1½ cups + 2 tbsp all-purpose flour (200 g)

3¼ tbsp granulated sugar

1 tsp baking powder

1 pinch salt (¼ tsp if using unsalted butter)

Zest of 1 lemon

1 large egg

¼ cup butter, melted and cooled

4 tbsp milk

**Lemon Glaze**

2 cups powdered sugar, sifted

1 tbsp lemon juice

1 tbsp milk (adjust as needed)

Instructions

**Prep**

Preheat oven to 300°F (150°C). Line a baking sheet with parchment paper.

 

**Mix Dry Ingredients**

Whisk flour, sugar, baking powder, salt, and lemon zest in a large bowl.

 

**Add Wet Ingredients**

Make a well in the center. Add egg, melted butter, and milk. Mix with a fork, gradually incorporating flour until shaggy.

 

**Knead**

Transfer dough to a clean surface and knead gently for 1–2 minutes until smooth and cohesive.

 

**Shape Cookies**

Roll small portions into thin ropes (5–6 inches long). Tie into loose knots or form circles.

 

**Bake**

Place cookies 1 inch apart on baking sheet. Bake 15–18 minutes until lightly golden on bottoms.

 

**Cool**

Cool 5 minutes on pan, then transfer to wire rack and cool completely.

 

**Glaze**

Whisk powdered sugar, lemon juice, and milk until smooth.
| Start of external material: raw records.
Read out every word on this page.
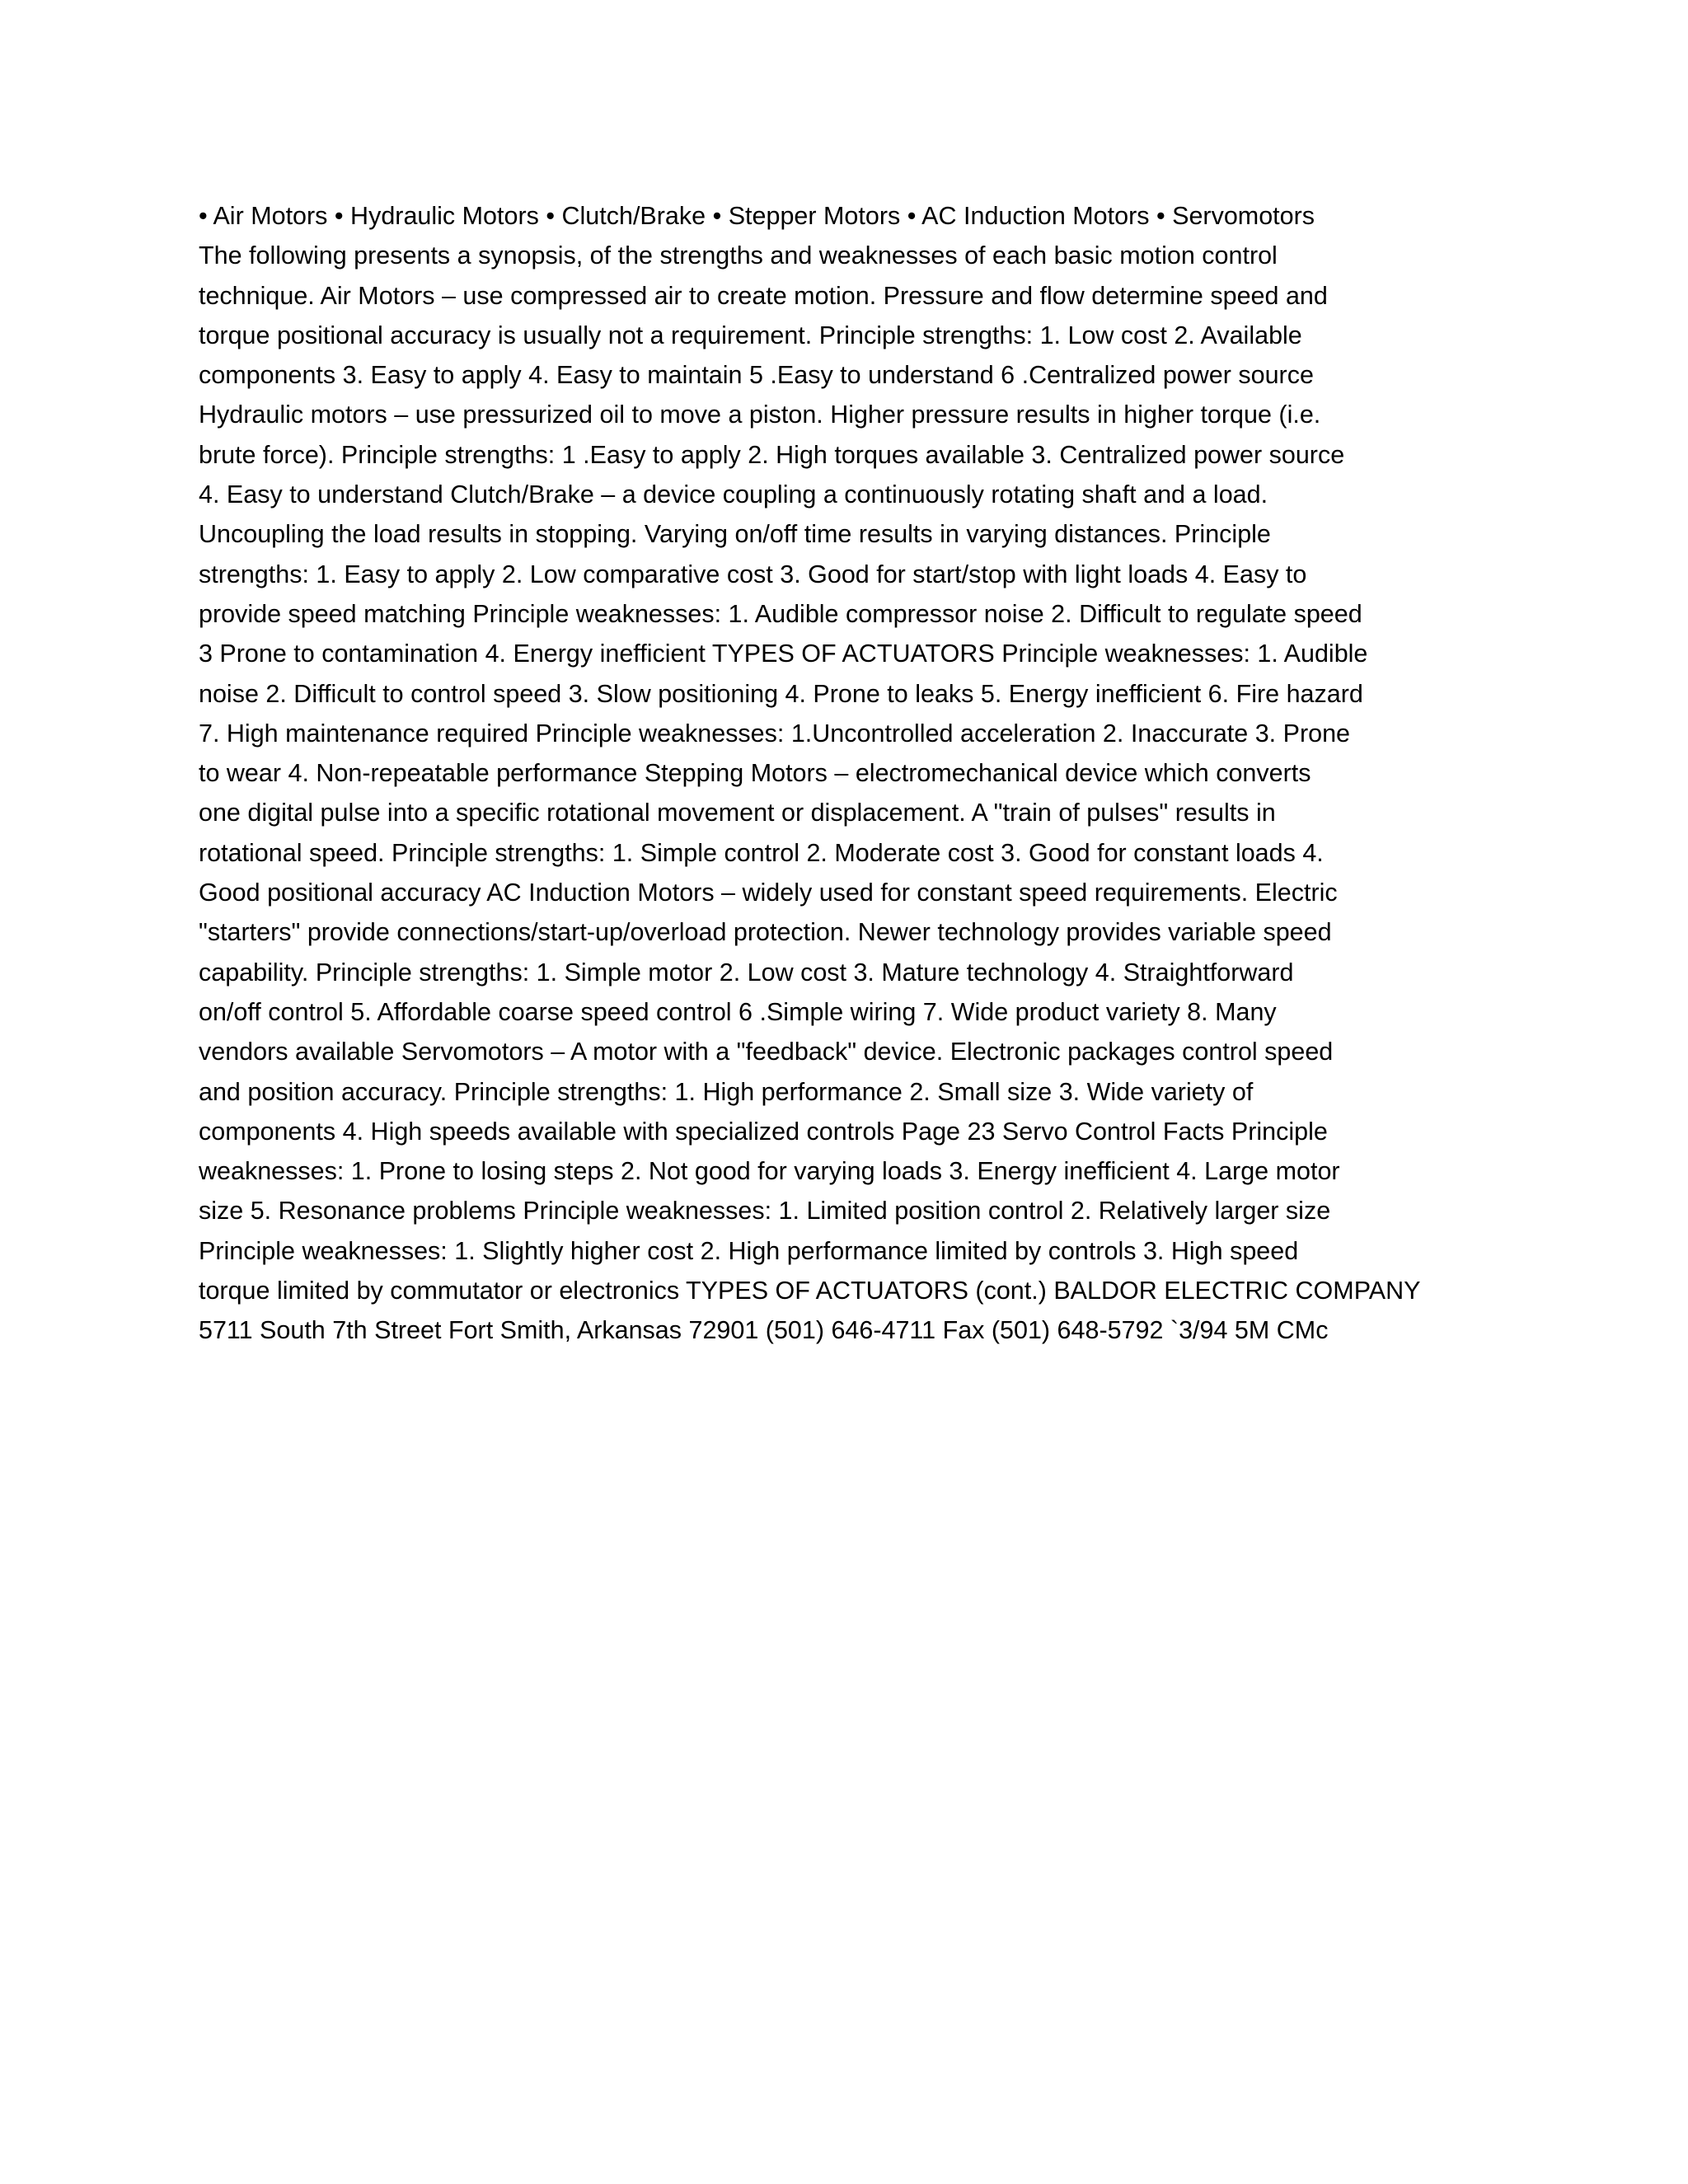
• Air Motors • Hydraulic Motors • Clutch/Brake • Stepper Motors • AC Induction Motors • Servomotors
The following presents a synopsis, of the strengths and weaknesses of each basic motion control
technique. Air Motors – use compressed air to create motion. Pressure and flow determine speed and
torque positional accuracy is usually not a requirement. Principle strengths: 1. Low cost 2. Available
components 3. Easy to apply 4. Easy to maintain 5 .Easy to understand 6 .Centralized power source
Hydraulic motors – use pressurized oil to move a piston. Higher pressure results in higher torque (i.e.
brute force). Principle strengths: 1 .Easy to apply 2. High torques available 3. Centralized power source
4. Easy to understand Clutch/Brake – a device coupling a continuously rotating shaft and a load.
Uncoupling the load results in stopping. Varying on/off time results in varying distances. Principle
strengths: 1. Easy to apply 2. Low comparative cost 3. Good for start/stop with light loads 4. Easy to
provide speed matching Principle weaknesses: 1. Audible compressor noise 2. Difficult to regulate speed
3 Prone to contamination 4. Energy inefficient TYPES OF ACTUATORS Principle weaknesses: 1. Audible
noise 2. Difficult to control speed 3. Slow positioning 4. Prone to leaks 5. Energy inefficient 6. Fire hazard
7. High maintenance required Principle weaknesses: 1.Uncontrolled acceleration 2. Inaccurate 3. Prone
to wear 4. Non-repeatable performance Stepping Motors – electromechanical device which converts
one digital pulse into a specific rotational movement or displacement. A "train of pulses" results in
rotational speed. Principle strengths: 1. Simple control 2. Moderate cost 3. Good for constant loads 4.
Good positional accuracy AC Induction Motors – widely used for constant speed requirements. Electric
"starters" provide connections/start-up/overload protection. Newer technology provides variable speed
capability. Principle strengths: 1. Simple motor 2. Low cost 3. Mature technology 4. Straightforward
on/off control 5. Affordable coarse speed control 6 .Simple wiring 7. Wide product variety 8. Many
vendors available Servomotors – A motor with a "feedback" device. Electronic packages control speed
and position accuracy. Principle strengths: 1. High performance 2. Small size 3. Wide variety of
components 4. High speeds available with specialized controls Page 23 Servo Control Facts Principle
weaknesses: 1. Prone to losing steps 2. Not good for varying loads 3. Energy inefficient 4. Large motor
size 5. Resonance problems Principle weaknesses: 1. Limited position control 2. Relatively larger size
Principle weaknesses: 1. Slightly higher cost 2. High performance limited by controls 3. High speed
torque limited by commutator or electronics TYPES OF ACTUATORS (cont.) BALDOR ELECTRIC COMPANY
5711 South 7th Street Fort Smith, Arkansas 72901 (501) 646-4711 Fax (501) 648-5792 `3/94 5M CMc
Dip or drizzle glaze over cooled cookies.

 

**Set**

Let glaze set at room temperature for about 30 minutes before serving.

Notes

• Use gram measurements for best accuracy.

• Dough should be soft but not sticky.

• Keep ropes thin for even baking.

• Cookies improve in flavor after 24 hours.

• Can be frozen unbaked or baked for up to 3 months.